O quadro vem se agravando nos últimos anos, na medida em que se tem percebido a relação promíscua entre empresas privadas - as financiadoras de campanhas eleitorais, principalmente - e o Estado em negócios jurídicos de monta.

Acontecimentos recentes, também, tiveram o condão de abalar nossas convicções quanto à lisura nas nomeações para cargos públicos em autarquias e empresas estatais. Vale observar que interesses de partido sobrepõem-se à qualificação técnica na escolha das pessoas para o exercício de funções especialíssimas.

Com muita razão, advogados escrevem e se manifestam na mídia, criticando o Poder Público, em gênero, e a irresponsabilidade de determinados governantes, em particular. Há, no entanto, uma sensação de certa fraqueza da sociedade civil e muitos se perguntam por onde começar a mudança no estado das coisas.

No âmbito da advocacia, existe um poder muito grande apto a gerar até mesmo alterações em rançosos padrões sócio culturais. Veja-se a questão da corrupção. Se cada advogado reagir a pedidos indevidos de funcionários públicos, recusando exigências ainda que positivas ao cliente, ter-se-ia a extinção dos urubus de cartório que entravam atos corriqueiros com o objetivo de pedir vantagens.

Da mesma forma, se os advogados se unissem na identificação de corruptos e utilizassem mecanismos coletivos de proteção contra as armadilhas dessa canalha, talvez, fosse possível elaborar notícias de crime e representações mais bem embasadas, sem o medo da perseguição individual que os atormenta.

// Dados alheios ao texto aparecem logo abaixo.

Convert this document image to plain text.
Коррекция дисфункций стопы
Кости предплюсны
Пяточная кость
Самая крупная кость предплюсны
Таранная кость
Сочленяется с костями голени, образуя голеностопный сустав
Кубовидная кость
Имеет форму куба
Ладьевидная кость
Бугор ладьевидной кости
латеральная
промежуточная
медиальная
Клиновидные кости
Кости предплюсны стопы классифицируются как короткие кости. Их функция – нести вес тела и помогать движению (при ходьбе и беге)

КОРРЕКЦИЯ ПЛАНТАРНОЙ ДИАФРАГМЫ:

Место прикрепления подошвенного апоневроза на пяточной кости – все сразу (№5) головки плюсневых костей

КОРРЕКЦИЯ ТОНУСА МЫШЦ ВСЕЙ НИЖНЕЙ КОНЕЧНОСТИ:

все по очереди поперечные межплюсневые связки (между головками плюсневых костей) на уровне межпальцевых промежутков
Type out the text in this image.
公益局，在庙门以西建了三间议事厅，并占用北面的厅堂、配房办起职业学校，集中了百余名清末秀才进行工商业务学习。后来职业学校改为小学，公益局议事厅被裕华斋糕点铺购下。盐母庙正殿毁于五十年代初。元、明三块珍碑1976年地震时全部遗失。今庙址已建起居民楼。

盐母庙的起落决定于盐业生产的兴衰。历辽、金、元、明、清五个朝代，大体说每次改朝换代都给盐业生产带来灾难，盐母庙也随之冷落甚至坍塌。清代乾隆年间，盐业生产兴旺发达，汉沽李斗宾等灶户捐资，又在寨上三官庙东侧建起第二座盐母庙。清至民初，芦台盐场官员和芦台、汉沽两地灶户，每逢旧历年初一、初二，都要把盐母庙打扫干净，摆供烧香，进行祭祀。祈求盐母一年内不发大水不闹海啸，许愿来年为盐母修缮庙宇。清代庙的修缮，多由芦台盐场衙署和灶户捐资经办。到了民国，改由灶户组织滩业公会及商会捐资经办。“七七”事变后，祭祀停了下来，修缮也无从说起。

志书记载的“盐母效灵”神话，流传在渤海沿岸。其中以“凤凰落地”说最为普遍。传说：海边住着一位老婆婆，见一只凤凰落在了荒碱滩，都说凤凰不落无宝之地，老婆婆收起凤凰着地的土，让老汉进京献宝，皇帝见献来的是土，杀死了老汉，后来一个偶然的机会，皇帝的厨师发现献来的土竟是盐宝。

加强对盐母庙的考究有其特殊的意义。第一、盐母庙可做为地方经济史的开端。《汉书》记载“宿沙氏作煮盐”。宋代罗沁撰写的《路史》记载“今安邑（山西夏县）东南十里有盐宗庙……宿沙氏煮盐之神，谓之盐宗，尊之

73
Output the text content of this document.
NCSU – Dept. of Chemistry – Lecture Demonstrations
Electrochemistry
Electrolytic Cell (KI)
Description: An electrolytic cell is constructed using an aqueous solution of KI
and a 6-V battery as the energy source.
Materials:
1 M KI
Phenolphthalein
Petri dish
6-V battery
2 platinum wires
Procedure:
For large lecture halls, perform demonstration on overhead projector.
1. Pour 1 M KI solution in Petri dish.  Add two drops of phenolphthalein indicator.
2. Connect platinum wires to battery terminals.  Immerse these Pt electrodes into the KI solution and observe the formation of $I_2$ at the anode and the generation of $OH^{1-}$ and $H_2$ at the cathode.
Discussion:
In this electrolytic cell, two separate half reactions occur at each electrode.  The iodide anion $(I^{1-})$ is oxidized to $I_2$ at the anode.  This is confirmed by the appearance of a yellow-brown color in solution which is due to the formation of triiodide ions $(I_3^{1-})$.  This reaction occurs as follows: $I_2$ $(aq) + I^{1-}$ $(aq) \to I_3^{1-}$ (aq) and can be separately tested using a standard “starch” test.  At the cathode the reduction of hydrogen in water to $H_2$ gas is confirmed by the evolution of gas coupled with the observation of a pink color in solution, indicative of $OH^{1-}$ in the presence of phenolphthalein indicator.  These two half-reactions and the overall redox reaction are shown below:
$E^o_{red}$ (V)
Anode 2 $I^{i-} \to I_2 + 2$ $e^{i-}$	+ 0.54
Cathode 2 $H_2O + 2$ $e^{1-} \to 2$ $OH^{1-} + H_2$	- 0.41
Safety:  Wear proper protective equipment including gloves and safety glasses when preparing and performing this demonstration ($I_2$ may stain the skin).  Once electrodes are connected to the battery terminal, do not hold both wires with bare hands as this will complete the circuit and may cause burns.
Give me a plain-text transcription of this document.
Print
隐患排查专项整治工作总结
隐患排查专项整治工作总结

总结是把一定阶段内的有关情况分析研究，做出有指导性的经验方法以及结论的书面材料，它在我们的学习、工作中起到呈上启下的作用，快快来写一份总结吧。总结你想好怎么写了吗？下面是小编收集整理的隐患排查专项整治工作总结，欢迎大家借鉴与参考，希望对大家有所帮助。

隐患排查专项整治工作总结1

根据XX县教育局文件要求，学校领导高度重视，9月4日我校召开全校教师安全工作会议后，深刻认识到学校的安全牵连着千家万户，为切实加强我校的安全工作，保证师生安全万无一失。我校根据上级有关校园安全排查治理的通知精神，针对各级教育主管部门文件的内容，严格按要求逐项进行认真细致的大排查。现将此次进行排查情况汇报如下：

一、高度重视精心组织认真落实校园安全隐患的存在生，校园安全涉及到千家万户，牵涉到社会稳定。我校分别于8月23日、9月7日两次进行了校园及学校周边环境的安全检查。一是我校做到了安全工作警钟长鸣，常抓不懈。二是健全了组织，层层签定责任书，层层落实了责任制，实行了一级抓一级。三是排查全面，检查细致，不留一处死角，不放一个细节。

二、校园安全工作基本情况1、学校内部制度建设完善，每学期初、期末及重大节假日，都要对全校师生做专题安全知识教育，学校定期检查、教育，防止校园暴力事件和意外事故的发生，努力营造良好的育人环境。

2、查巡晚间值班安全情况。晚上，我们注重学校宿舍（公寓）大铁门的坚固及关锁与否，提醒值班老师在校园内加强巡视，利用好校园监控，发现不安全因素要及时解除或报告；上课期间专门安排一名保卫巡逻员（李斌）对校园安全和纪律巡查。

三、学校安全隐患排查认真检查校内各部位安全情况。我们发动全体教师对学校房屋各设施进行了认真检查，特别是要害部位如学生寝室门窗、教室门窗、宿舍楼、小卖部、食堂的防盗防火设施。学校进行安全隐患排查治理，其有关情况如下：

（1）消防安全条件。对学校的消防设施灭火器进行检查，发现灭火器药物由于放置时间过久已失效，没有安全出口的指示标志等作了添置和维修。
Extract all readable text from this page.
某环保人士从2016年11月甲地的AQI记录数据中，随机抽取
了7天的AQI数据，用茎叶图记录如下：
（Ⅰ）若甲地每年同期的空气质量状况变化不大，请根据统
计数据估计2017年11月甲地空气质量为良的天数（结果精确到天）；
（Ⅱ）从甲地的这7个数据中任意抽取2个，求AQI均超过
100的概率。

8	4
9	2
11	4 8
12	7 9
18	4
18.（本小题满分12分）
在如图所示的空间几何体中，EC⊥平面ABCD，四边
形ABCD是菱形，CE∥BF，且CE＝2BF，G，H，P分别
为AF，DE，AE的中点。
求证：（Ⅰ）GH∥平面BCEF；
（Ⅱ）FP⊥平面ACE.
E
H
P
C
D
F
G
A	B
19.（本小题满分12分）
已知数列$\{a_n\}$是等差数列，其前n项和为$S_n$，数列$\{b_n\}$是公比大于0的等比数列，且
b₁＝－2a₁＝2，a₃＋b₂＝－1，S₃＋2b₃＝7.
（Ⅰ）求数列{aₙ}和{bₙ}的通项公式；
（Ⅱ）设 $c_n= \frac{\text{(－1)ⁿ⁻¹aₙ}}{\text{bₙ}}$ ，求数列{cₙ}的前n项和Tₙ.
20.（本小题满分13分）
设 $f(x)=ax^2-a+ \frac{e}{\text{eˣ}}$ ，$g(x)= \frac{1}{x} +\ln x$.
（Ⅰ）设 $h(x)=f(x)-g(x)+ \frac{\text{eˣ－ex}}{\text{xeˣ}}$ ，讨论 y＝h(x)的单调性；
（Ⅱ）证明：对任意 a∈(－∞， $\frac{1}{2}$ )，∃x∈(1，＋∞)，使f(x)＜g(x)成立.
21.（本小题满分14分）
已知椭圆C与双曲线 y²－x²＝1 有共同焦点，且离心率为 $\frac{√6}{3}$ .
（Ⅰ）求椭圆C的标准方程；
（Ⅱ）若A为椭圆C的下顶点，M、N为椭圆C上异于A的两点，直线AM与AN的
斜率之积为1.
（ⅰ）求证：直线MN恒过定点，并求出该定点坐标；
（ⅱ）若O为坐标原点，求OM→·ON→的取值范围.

Além disso, cumpre ao advogado recusar-se a atuar em casos, nos quais os clientes venham a buscar interferências de estranhos no patrocínio das demandas. Amigos, aparentados, compadres de quem tem a caneta na mão, na expressão popular, devem ser defenestrados, pouco importa o grau de jurisdição, onde se ouça tal espécie de ludibrio.

Alguém poderia refutar essas ideias, dizendo que sempre vai existir quem possa compactuar com os corruptos e que tudo não passa de utopia. A contar de casuísmos, outros vão manifestar a facilidade de se defender esse ponto de vista, porque não se está na pele deles, no exercício da advocacia em lugares distantes, ou em situações complicadas.

Tais objeções merecem ser replicadas com algumas ponderações simples. A primeira se circunscreve a um aspecto matemático: quanto mais forem os advogados que radicalizarem contra a corrupção, mais se dificultará a ação de corruptos e corruptores. A segunda vincula-se ao fascínio, inerente à condição de advogado, de marchar contra a corrente. Caso o advogado não tenha coragem de enfrentar as adversidades e tema desagradar o poder, ainda que, poder carcomido pelo crime, deveria pensar seriamente em trocar de profissão.

Por fim, o caráter utópico da união da classe contra os desvios no trato da coisa pública só enobrece a proposta. Pode-se compartilhar aos brados de um sonho, sonho de Brasil melhor e mais justo, ao invés de se sussurrar a ausência de perspectiva diante das nuvens cinzentas que nos cobrem.